How to zero pad and do overlapping block convolution to reconstruct audio for frequency filtering in time-frequency domain

Question

I am doing STFT (short-time Fourier transform) on real-time audio to filter frequencies by magnitudes (to reduce noise) which have certain drawbacks like noise spikes in reconstructed audio in the time domain. I found that I have to zero pad and try square root hann window to minimize the effects of frequency filtering. I might have to soft mask rather than zeroing frequency.

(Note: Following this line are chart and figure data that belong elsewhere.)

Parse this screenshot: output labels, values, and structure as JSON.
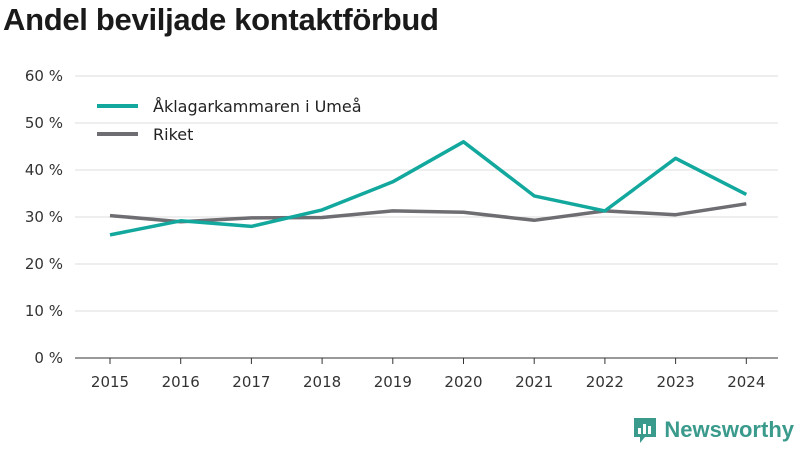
{
  "title": "Andel beviljade kontaktförbud",
  "brand": {
    "name": "Newsworthy",
    "color": "#3a9a8c",
    "icon": "bar-chart-logo-icon"
  },
  "chart_data": {
    "type": "line",
    "title": "Andel beviljade kontaktförbud",
    "xlabel": "",
    "ylabel": "",
    "x": [
      "2015",
      "2016",
      "2017",
      "2018",
      "2019",
      "2020",
      "2021",
      "2022",
      "2023",
      "2024"
    ],
    "ylim": [
      0,
      60
    ],
    "yticks": [
      0,
      10,
      20,
      30,
      40,
      50,
      60
    ],
    "ytick_labels": [
      "0 %",
      "10 %",
      "20 %",
      "30 %",
      "40 %",
      "50 %",
      "60 %"
    ],
    "grid": true,
    "legend_position": "top-left",
    "series": [
      {
        "name": "Åklagarkammaren i Umeå",
        "color": "#13a89e",
        "values": [
          26.2,
          29.2,
          28.0,
          31.5,
          37.5,
          46.0,
          34.5,
          31.3,
          42.5,
          34.8
        ]
      },
      {
        "name": "Riket",
        "color": "#6d6d72",
        "values": [
          30.3,
          29.0,
          29.8,
          29.9,
          31.3,
          31.0,
          29.3,
          31.3,
          30.5,
          32.8
        ]
      }
    ]
  }
}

Currently, I am using frame size as 1024 samples and 50% overlap. I applied the window function and then reconstruct and the audio is ok if don't add the filter. while doing FFT I input 1024 samples array and got 1024 complex array after FFT. then after filtering and inverse FFT, also got a complex 1024 array whose real parts are reconstructed samples. I was simply adding overlapping parts. now to zero pad how many zero's do I need to add and how to handle the overlapping part? if after zero padding my array size becomes 2048(first & last 512 samples are zero) then after doing filtering in freq domain and inverse FFT what does the 2048 arrays will actually mean? where will be the overlapping part and samples?

Answer 1

What you are trying to do is time-variant frequency domain processing. Unfortunately this is quite tricky and mathematically complicated.

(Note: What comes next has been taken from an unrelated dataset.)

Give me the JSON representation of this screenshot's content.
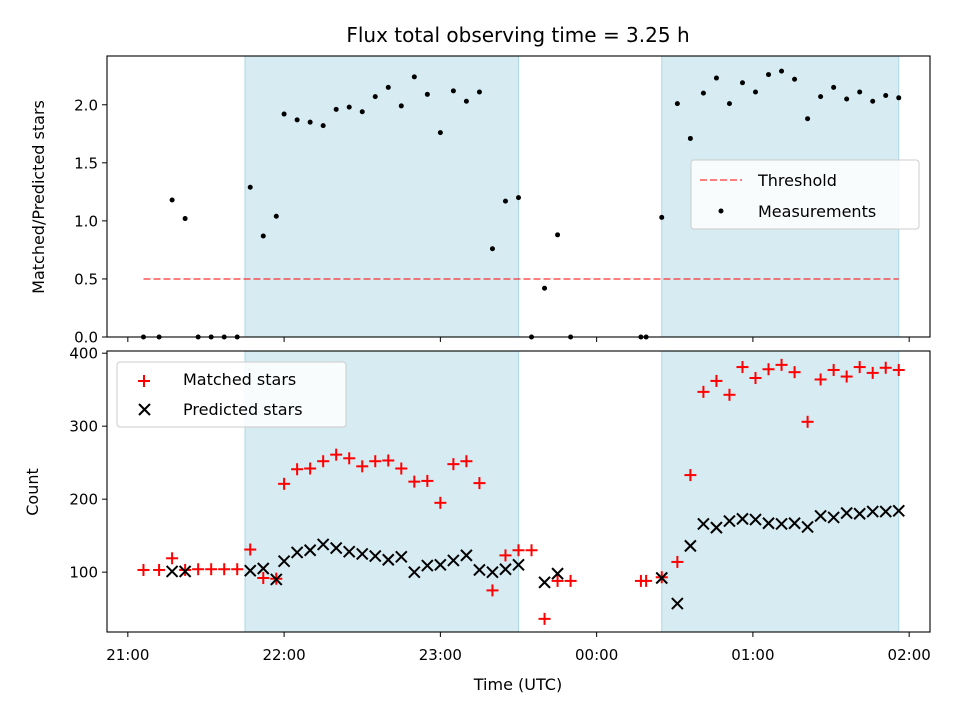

The main problem you will have to solve is time-domain aliasing. The modification of the spectrum in each frame is basically a filter, which has a corresponding impulse response in time. If you do nothing to constrain the length of this filter you get the following situation:

Let's assume you have a frame length of $N$ and with zero padding an FFT size of $2N$. You create a spectral mask to implement your filtering. The inverse FFT of this mask is the impulse response of the filter. This will in general have a length of $2N$ samples since the mask has also $2N$ samples. The length of the convolution of signal and filter than will have a length of $3N-1$ samples. However your FFT frame is only $2N$ samples long. Since multiplication in the frequency domain implements circular convolution, your extra $N-1$ samples will wrap around and be added to the first half of your output frame. That's time domain aliasing and it sounds really, really bad.

There are multiple ways to deal with this, but there is no "one size fits all" solution and typically requires a lot of tweaking to get to the optimum set of trade offs for your specific requirements.

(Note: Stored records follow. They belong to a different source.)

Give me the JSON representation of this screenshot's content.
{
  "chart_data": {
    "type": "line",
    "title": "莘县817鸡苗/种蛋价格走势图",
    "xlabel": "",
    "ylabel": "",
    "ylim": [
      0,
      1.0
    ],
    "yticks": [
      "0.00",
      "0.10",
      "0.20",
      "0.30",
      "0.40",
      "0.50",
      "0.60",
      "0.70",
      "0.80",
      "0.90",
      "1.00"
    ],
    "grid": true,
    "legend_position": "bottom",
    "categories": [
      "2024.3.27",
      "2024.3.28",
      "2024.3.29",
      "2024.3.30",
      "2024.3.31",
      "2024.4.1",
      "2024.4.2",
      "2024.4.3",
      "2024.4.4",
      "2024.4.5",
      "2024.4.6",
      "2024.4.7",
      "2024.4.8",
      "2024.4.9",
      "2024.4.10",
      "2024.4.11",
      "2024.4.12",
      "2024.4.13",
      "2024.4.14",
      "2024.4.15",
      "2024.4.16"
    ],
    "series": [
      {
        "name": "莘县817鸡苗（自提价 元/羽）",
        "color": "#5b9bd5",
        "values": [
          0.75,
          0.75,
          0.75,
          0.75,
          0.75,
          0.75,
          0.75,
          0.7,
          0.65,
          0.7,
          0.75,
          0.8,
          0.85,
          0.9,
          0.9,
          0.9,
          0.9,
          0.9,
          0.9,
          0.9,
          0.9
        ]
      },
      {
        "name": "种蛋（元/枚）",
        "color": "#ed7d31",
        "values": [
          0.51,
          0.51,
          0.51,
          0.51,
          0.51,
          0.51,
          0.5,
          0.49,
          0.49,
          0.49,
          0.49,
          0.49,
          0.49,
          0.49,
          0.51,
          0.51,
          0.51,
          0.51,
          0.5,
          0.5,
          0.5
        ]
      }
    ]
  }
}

Things that can be tweaked:

1. Frame size
2. FFT length and/or amount of zero padding. Longer FFTs give the filter impulse response a better chance to decay a the edges.
3. Hop size
4. Double windowing: apply both an analysis and a reconstruction window
5. Choice of window: makes sure that the product of both windows overlapped and summed as given by your frame and hop size actually adds to 1. Preferably to EXACTLY one (which a 50% overlapped Hanning window doesn't).
6. Frequency domain smoothing. The narrower the frequency domain features are, the longer the impulse response will be (in the sense of more energy far away from the center). There are multiple ways of doing this. Either apply a sliding window in the frequency domain or simply do an inverse FFT, window the impulse response making sure that N samples are zero and do an FFT again. Of course this will somewhat change the frequency response of your filter. It's a trade-off.
7. Consider making the filter minimum phase instead of zero phase. That makes it causal and also tends to reduce the amount of aliasing since the impulse response has more time to decay.
8. Slow down how fast any frequency bin can move over time. Apply a first order lowpass to the "gain vs. time" function.